The baton blow hits me in the ribs, knocking the wind out of me. I bend at the waist, and while I’m gasping for breath, he pokes at the sore spot. “Why did you do it?”
I’m so scared I can sputter only a tearful, terrified laugh. “Why not?”
He has no idea why that’s funny, and grabs my hair. “Are you a secret Jew?”
I laugh harder. I can’t help it, even though it shoots pain through my abused ribs. The truth is, I don’t know.
I don’t know who my father was, I don’t know who my mother was, I don’t know if they were rich or poor, if they had a noble title, or if they were of peasant stock. I don’t know if my parents were French or German or Catholic or Protestant or Jewish. And I’ll die without knowing . . .
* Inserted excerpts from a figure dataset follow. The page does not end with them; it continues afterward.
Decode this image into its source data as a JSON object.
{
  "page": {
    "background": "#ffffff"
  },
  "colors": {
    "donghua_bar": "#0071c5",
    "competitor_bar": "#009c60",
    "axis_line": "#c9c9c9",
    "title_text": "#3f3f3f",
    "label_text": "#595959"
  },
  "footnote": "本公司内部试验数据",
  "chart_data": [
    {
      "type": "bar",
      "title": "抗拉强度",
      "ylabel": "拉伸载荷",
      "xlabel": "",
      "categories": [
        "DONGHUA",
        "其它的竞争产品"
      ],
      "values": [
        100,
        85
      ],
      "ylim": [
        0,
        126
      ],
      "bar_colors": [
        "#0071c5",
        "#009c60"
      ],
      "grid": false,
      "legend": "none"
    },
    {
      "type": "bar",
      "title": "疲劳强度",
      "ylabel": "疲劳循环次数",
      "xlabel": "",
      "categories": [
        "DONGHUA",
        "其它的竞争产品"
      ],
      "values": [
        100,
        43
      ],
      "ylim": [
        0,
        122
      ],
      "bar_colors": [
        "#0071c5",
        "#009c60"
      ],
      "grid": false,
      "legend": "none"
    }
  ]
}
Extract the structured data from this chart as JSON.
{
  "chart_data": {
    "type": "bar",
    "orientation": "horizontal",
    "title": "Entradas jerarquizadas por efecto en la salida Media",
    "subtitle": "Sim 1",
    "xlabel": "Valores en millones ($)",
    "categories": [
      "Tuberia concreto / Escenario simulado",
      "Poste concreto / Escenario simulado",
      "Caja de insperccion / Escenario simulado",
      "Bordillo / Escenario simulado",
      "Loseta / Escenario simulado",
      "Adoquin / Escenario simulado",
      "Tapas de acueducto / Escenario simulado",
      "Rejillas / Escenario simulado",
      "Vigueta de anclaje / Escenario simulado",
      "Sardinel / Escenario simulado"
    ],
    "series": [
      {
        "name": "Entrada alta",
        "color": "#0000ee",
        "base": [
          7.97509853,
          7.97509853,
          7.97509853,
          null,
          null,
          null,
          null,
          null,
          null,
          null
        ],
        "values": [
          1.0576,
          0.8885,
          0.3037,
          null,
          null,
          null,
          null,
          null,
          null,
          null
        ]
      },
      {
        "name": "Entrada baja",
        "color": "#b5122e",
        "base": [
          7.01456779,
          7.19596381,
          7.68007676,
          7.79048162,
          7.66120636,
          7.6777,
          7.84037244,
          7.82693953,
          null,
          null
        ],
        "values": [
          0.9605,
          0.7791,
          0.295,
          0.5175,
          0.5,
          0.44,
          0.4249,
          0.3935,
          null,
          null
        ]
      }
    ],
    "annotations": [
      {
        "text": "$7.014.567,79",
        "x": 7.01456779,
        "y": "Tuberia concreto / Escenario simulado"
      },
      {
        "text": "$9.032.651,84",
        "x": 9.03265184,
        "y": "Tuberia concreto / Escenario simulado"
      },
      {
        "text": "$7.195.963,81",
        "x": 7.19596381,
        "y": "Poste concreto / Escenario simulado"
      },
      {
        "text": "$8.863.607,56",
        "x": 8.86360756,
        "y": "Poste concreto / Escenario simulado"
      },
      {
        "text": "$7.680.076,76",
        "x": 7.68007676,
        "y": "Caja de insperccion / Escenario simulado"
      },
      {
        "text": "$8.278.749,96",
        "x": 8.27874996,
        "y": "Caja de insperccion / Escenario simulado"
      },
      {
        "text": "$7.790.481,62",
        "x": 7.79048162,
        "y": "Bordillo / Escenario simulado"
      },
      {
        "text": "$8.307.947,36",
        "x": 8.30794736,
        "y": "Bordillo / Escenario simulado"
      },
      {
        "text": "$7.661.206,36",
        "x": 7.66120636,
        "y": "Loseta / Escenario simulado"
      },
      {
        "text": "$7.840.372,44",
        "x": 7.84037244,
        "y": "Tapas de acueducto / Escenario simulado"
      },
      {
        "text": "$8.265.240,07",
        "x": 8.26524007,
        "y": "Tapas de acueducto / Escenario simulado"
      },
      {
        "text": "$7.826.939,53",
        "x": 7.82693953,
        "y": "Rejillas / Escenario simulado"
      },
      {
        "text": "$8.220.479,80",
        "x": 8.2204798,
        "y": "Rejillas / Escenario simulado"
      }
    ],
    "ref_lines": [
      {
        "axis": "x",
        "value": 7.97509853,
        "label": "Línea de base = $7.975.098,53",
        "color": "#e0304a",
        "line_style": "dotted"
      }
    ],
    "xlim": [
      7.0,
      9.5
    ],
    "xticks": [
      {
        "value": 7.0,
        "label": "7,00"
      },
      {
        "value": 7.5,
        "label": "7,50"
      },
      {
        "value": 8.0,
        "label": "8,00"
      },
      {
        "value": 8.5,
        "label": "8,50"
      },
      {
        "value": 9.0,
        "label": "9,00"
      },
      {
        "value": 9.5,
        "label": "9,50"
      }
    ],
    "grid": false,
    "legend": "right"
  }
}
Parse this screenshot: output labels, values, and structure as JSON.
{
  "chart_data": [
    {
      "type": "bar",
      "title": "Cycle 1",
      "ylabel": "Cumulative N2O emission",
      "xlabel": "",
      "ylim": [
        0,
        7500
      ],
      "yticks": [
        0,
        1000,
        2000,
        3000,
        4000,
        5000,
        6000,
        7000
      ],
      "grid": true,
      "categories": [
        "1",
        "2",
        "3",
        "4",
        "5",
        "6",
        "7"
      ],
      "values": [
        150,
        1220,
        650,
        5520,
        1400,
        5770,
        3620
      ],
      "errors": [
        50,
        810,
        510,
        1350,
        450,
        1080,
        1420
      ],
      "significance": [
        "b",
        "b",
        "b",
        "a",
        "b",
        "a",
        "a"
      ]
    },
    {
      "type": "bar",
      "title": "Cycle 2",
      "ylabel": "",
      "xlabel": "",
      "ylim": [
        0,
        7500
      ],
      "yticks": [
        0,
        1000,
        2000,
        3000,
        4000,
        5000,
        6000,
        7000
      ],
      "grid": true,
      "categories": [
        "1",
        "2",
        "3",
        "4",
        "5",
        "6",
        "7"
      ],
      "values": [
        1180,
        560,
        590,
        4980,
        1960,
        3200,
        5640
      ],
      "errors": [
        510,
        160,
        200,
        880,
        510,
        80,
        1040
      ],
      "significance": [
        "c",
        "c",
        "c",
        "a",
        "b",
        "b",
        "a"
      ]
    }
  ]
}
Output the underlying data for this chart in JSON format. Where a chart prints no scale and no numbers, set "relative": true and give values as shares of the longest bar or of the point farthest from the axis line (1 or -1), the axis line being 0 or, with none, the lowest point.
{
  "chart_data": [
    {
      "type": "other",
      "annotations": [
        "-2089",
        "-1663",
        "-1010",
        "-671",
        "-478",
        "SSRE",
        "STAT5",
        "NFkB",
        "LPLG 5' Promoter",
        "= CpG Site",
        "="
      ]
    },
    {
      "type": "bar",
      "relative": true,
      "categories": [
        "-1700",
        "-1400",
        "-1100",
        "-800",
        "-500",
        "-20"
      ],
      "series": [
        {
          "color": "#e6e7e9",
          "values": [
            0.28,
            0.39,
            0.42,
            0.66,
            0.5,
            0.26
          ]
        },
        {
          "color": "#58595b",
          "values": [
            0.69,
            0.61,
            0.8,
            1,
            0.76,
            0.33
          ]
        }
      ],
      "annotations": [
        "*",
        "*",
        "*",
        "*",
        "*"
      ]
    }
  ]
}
“It doesn’t matter,” I choke out.
We’re all equally human. All deserving of compassion and justice. All capable of love and courage . . .
He hits me in the same spot, and I crumple to the ground, where little boys in shorts were doing jumping jacks and calisthenics only yesterday. As Wolff stands over me, I know he’s going to beat my brains out, and I almost wish he’d just get it over with, but he pauses to say, “What a waste. To throw away your life for vermin—for nothing that matters.”
I’m in too much pain to speak, but I want to tell him that he’s wrong. It matters. Even if we lose this war, even if the Reich lasts a thousand years, then a thousand years from now, someone will need to know that we stood up against the darkest forces of humanity. And that we did it here at Chavaniac, just like those who came before us.